Piracy might not be as bad of a scourge to business as some people make out. Or at least, that’s what Techdirt’s Timothy Geigner suggests, based on an article about price hikes in the retro video game market. Retro video games are some of the most easily-pirated, most often-emulated media currently available, but the digital files are selling well through GOG (nee Good Old Games), Steam, and old-game marketplaces from Sony, Microsoft, and Nintendo.

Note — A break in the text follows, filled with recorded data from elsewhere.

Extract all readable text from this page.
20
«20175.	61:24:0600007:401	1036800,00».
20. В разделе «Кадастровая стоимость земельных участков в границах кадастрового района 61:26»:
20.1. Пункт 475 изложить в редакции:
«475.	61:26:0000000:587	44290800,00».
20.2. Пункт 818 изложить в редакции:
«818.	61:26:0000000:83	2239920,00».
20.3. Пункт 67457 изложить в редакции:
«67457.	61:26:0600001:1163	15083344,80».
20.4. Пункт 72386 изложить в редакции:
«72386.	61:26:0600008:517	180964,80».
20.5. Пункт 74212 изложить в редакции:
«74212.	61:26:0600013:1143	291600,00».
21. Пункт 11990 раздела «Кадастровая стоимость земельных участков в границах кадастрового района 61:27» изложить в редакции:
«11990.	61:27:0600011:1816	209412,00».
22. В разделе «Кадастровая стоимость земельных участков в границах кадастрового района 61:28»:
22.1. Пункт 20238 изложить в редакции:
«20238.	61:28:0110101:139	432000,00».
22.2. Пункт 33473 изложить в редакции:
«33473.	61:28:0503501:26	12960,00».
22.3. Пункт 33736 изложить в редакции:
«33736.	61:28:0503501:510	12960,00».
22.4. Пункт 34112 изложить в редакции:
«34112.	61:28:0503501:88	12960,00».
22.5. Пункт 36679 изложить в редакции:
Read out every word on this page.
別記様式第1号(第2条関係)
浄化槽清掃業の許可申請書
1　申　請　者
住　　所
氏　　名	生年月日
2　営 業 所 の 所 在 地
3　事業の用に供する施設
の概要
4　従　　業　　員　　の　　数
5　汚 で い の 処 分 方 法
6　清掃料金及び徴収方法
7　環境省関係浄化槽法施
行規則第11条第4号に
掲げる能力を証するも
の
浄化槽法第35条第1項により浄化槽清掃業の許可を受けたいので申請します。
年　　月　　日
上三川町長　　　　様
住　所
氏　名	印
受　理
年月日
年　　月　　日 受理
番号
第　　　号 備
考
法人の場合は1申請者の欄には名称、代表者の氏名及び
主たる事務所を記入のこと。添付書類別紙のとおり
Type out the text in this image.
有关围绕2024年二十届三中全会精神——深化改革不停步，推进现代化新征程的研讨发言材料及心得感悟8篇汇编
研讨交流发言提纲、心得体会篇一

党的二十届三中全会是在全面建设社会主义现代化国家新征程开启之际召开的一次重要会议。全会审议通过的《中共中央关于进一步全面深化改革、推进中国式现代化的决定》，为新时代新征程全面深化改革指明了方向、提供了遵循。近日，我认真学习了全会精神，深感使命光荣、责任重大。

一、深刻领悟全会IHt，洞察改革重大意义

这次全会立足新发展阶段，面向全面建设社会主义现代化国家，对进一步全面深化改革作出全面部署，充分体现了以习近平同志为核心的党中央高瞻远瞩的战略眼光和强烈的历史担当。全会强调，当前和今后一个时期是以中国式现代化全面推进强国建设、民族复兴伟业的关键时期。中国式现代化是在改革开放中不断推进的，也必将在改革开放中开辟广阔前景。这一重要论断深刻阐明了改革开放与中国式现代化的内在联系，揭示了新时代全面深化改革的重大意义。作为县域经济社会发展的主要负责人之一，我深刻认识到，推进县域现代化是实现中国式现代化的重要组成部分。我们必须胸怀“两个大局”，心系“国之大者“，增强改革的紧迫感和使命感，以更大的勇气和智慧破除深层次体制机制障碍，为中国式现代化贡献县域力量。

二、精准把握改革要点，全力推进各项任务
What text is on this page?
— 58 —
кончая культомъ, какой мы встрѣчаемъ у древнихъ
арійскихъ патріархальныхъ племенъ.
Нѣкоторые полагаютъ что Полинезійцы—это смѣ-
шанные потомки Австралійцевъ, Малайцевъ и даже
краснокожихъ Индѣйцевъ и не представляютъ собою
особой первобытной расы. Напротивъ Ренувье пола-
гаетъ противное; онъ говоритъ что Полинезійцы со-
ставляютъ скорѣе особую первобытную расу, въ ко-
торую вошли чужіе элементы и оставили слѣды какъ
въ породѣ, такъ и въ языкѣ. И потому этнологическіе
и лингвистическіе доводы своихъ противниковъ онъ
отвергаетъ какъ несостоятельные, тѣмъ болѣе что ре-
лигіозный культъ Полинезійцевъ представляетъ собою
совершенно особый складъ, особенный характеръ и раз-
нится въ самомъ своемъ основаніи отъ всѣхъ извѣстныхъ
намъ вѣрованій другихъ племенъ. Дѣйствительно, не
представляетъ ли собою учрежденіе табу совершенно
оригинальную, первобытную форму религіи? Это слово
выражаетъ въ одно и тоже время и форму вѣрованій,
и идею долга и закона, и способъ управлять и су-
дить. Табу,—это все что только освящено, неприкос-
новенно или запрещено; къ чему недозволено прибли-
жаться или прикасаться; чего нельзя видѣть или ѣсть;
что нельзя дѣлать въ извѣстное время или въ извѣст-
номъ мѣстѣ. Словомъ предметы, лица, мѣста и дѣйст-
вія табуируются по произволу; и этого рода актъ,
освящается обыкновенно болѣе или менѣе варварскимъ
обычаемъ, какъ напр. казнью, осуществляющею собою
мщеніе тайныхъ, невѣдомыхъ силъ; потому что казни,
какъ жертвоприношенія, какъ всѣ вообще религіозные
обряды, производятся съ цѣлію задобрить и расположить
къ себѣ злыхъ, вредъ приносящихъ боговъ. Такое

Prices for the physical artifacts are booming, too. Geigner notes:
It’s always been this way. Collectors of art will always pay for original pieces, or for the items that go along with the actual content. If the public simply wanted everything for free when it came to gaming, anyone could go on the internet and get an emulator and a copy of The Legend of Zelda and have at it. But, of course, there are scarce items that go along with the collectables that can’t be downloaded, and so the prices are paid, even as they rise. And it’s not peanuts we’re talking about here. Estimates for how big the retro-gaming market is come in at something like $200 million per year.
Of course, rare physical stuff basically can’t be pirated, and the more time passes, the rarer it gets, so it’s not really relevant to the question of how piracy affects sales. As for the digital downloads, because the games already long since earned out their production costs during their original sales the companies who own them don’t have a problem with selling the digital downloads cheaply, which is one boost to their sales.
Another is that, honestly, piracy is generally both risky and inconvenient. Maybe the risk of legal action is unlikely, but the risk of malware is endemic—and who wants to deal with that if there’s an alternative? Offer someone a legitimate way to get the goods cheaply and easily and they’ll jump at it unless they’re the cheapest of cheapskates. And cheap cheapskates will always be with us, so you can’t base your business decisions on them.
So perhaps the real lesson is not that piracy doesn’t stifle markets. The real lesson is that a good cheap and convenient market can stifle piracy.